Writing is an important leadership skill

Writing is an important leadership skill that is often overlooked. It is unlikely that you will ever see writing at the top of any list of important leadership skills. For a leader to be effective they must communicate their outlook, vision and worldview to the people they are leading. A leader who cannot communicate well using written words is going to be severely handicapped.  (You know who/what we are talking about here.)

Another reason leaders need to write is to help them develop and clarify their ideas. Much of what makes someone a good leader is his or her viewpoint and perspective. Someone who makes good decisions usually does so because of how they look at problems. Someone who instinctively does the right thing will often have a difficult time explaining their decision-making process to others.
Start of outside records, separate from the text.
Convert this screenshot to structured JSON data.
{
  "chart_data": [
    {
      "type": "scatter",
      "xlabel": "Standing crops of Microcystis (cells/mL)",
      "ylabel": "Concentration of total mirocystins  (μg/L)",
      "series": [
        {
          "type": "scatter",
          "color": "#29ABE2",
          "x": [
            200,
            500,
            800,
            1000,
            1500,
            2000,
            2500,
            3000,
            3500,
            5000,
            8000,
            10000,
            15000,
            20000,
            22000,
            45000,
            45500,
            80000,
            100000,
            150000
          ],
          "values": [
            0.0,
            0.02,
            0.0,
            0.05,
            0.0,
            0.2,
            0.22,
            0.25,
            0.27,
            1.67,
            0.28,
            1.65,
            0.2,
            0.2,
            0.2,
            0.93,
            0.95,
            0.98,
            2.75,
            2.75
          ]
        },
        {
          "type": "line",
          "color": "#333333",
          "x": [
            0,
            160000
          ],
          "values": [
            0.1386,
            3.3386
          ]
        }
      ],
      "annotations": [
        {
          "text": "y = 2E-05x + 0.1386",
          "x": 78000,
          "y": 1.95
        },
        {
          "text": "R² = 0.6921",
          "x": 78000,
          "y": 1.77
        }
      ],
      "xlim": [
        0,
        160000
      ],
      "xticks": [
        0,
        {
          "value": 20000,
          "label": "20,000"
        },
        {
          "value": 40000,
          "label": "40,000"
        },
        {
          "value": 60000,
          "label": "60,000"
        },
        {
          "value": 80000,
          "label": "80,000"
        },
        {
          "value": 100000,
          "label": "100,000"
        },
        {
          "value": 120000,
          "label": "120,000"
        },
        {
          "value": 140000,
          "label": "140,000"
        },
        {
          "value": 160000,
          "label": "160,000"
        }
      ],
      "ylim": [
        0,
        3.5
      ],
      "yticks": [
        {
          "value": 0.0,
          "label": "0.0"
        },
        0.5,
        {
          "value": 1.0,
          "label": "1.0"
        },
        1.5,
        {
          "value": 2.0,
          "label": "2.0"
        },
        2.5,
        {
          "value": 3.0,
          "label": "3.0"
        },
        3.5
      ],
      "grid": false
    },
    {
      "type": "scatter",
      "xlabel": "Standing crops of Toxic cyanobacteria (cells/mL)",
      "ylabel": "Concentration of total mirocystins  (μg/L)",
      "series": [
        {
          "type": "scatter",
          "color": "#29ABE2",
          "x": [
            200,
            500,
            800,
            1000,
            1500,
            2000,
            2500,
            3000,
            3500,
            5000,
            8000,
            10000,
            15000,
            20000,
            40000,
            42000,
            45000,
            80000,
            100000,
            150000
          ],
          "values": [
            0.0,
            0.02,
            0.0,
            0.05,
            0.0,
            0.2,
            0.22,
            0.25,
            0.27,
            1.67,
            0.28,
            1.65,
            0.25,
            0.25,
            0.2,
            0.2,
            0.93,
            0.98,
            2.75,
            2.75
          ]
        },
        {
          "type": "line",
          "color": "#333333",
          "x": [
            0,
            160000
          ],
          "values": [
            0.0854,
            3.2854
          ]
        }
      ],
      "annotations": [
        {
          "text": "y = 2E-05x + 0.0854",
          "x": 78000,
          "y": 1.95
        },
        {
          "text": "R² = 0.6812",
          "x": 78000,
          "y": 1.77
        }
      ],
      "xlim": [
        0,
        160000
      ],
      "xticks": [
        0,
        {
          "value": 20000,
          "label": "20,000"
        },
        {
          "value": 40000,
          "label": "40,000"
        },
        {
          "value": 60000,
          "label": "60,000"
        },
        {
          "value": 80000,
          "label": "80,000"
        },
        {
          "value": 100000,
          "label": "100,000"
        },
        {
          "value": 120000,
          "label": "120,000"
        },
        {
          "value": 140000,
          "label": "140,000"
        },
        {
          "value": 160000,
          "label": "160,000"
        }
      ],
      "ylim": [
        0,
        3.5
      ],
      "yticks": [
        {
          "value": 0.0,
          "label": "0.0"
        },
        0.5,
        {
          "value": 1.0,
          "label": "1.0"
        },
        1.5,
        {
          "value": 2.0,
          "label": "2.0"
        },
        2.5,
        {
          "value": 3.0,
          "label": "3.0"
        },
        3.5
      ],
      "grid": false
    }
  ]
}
A leader who doesn’t take the time to develop and refine ideas and viewpoint can still be successful. But they will have a difficult time replicating their skills in others. You can’t teach someone to have the same “gut feeling” as you.
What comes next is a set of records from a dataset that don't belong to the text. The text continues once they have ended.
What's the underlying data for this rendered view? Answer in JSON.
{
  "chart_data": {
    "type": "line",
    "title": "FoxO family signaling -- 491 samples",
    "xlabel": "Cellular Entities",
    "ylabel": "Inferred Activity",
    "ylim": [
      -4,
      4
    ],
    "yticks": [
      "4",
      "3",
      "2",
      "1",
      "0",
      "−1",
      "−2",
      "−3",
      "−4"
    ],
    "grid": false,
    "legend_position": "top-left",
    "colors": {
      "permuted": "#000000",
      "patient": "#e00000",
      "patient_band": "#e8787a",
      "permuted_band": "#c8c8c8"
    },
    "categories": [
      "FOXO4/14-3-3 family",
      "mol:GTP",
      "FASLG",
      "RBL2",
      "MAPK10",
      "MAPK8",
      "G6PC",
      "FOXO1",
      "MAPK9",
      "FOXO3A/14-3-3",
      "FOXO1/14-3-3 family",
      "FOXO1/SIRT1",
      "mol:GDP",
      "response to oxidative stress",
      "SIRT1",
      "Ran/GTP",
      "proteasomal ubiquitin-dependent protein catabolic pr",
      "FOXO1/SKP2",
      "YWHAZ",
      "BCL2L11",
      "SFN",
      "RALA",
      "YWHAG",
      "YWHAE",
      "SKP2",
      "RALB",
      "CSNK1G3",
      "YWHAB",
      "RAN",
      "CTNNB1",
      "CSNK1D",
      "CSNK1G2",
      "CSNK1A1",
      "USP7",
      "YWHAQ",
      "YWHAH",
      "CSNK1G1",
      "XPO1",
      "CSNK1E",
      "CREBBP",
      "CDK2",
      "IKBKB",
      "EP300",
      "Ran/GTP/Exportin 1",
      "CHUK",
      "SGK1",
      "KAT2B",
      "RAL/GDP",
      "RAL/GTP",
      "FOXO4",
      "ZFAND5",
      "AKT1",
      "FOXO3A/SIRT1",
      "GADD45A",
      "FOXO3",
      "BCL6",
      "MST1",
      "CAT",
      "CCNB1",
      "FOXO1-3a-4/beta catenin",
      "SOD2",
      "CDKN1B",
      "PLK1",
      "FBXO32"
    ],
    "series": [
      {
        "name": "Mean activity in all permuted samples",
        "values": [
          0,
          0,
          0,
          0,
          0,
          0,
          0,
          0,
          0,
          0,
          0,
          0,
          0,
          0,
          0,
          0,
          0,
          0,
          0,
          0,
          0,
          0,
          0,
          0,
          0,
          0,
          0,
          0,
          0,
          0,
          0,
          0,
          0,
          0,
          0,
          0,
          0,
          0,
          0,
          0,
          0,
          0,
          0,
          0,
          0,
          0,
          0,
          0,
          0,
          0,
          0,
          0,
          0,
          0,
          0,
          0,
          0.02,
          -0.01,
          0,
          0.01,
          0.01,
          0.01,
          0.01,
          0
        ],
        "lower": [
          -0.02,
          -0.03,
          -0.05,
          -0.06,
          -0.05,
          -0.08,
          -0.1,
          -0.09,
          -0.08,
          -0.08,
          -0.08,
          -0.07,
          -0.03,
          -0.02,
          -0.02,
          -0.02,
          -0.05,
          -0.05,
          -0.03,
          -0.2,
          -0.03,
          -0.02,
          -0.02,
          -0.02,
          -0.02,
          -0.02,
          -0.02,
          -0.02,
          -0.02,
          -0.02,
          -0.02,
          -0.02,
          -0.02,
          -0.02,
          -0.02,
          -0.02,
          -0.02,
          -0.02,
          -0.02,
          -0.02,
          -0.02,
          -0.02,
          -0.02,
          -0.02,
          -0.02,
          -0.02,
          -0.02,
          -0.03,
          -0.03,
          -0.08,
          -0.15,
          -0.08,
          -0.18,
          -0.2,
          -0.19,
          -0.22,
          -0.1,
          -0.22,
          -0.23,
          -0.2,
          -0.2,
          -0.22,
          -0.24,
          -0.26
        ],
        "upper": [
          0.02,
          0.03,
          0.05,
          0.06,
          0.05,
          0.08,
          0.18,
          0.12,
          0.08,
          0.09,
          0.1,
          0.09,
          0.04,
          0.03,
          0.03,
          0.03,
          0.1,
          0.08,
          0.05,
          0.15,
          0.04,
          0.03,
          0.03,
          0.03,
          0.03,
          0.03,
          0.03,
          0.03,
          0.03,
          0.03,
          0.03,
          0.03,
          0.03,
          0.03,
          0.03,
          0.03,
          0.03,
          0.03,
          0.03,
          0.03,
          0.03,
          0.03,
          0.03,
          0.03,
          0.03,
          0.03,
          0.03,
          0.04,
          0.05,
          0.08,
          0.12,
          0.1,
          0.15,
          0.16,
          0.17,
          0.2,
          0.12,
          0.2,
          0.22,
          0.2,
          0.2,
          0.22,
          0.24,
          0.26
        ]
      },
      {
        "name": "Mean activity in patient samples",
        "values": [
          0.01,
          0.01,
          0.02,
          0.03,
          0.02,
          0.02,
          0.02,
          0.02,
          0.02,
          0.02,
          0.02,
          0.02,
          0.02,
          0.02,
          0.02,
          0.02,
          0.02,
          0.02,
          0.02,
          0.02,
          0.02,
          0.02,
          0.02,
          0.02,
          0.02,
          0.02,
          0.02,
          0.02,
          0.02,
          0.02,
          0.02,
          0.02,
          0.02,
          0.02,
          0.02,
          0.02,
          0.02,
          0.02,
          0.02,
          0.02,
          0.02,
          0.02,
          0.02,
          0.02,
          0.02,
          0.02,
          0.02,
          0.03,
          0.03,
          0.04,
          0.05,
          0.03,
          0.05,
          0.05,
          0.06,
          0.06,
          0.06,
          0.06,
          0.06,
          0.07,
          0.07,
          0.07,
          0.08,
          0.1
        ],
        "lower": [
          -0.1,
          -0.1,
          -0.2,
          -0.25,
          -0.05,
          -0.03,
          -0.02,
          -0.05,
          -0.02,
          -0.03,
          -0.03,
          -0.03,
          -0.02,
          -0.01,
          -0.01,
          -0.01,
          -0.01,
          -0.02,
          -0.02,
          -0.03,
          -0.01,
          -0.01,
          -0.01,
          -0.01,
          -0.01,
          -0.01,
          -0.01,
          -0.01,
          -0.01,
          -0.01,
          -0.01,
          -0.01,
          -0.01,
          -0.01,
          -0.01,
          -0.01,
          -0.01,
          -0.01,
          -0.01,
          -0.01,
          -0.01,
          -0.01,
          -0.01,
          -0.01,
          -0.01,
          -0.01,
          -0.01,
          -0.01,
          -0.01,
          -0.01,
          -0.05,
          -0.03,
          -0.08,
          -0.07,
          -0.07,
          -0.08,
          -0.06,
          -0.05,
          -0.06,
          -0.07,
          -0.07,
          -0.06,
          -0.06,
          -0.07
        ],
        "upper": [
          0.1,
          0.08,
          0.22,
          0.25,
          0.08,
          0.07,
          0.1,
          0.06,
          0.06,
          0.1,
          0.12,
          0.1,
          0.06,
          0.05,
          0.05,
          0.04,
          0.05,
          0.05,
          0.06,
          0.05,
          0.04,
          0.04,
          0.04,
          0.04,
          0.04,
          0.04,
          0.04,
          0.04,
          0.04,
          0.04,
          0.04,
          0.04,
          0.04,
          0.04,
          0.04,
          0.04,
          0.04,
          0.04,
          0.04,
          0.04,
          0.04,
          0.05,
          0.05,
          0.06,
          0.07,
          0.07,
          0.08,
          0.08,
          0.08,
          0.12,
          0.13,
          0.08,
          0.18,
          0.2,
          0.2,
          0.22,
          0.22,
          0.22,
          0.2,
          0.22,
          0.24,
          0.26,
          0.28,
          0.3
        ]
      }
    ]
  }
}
Entire article by Mark Shead at LEADERSHIP 501 is HERE.


As others have suggested, leaders can have success without writing about their views and ideas but it unlikely they can be significant without clearly expressing their ideas, perspective and viewpoint.  More about success versus significance HERE.

1 comment:

John Byron said...

Much discussion lately in other blogs on writing for the Navy's professional journal, US Naval Institute Proceedings. Context has been the turmoil at USNI, its annual meeting, and the surrounding lament by some that it was too hard for serving officers and sailors to get published there. But as one O-5 with deep USNI experience put it at the annual meeting, the problem is that a fair bit of what is submitted is either poorly written (outside the realm of editor fixes), poorly thought out (not worth reading), or both.

Following are my Ten Commandments for Proceedings writers, until recently posted on its website. This is where writers for the professions need to start.

1. Write what you know. Don't waste your reader's time with casual opinion. Stick to subjects in which you have expertise.
2. Stake out intellectual territory. Put forward a clear, forceful point of view. Leave no doubt of what you think.
3. Aim your writing at a specific audience. Spanning the interests of the entire Proceedings readership in a single piece is difficult. Focus your writing. Be clear whom you expect to reach with your words.
4. Learn to write well. Study writing. Find a set of simple writing rules that make sense to you and stick to them. Make the labor of authorship invisible to the reader.
5. Don't let words mask ideas. Write in a simple style. Avoid cute phrasing that gets between the reader and the point you are making.
6. Keep it short. Be kind to your readers. Make every word count. When you've made your points, shut up.
7. Edit ruthlessly. Nobody gets it just right the first time. Keep editing until you can't make the piece better.
8. Work with your editor. Discuss the piece beforehand. Look at the edited version before it goes to the printer.
9. Take responsibility for your words. Don't let anyone steer you off what you really believe. Be pleased to have your name on the piece.
10. Be a purple-suiter. If you can't convince yourself that your writing will be positive for our nation and its security, don't write it.
11. And one more…Don’t be a wimp. If it needs said, say it. The system respects creative thinkers who speak new truths.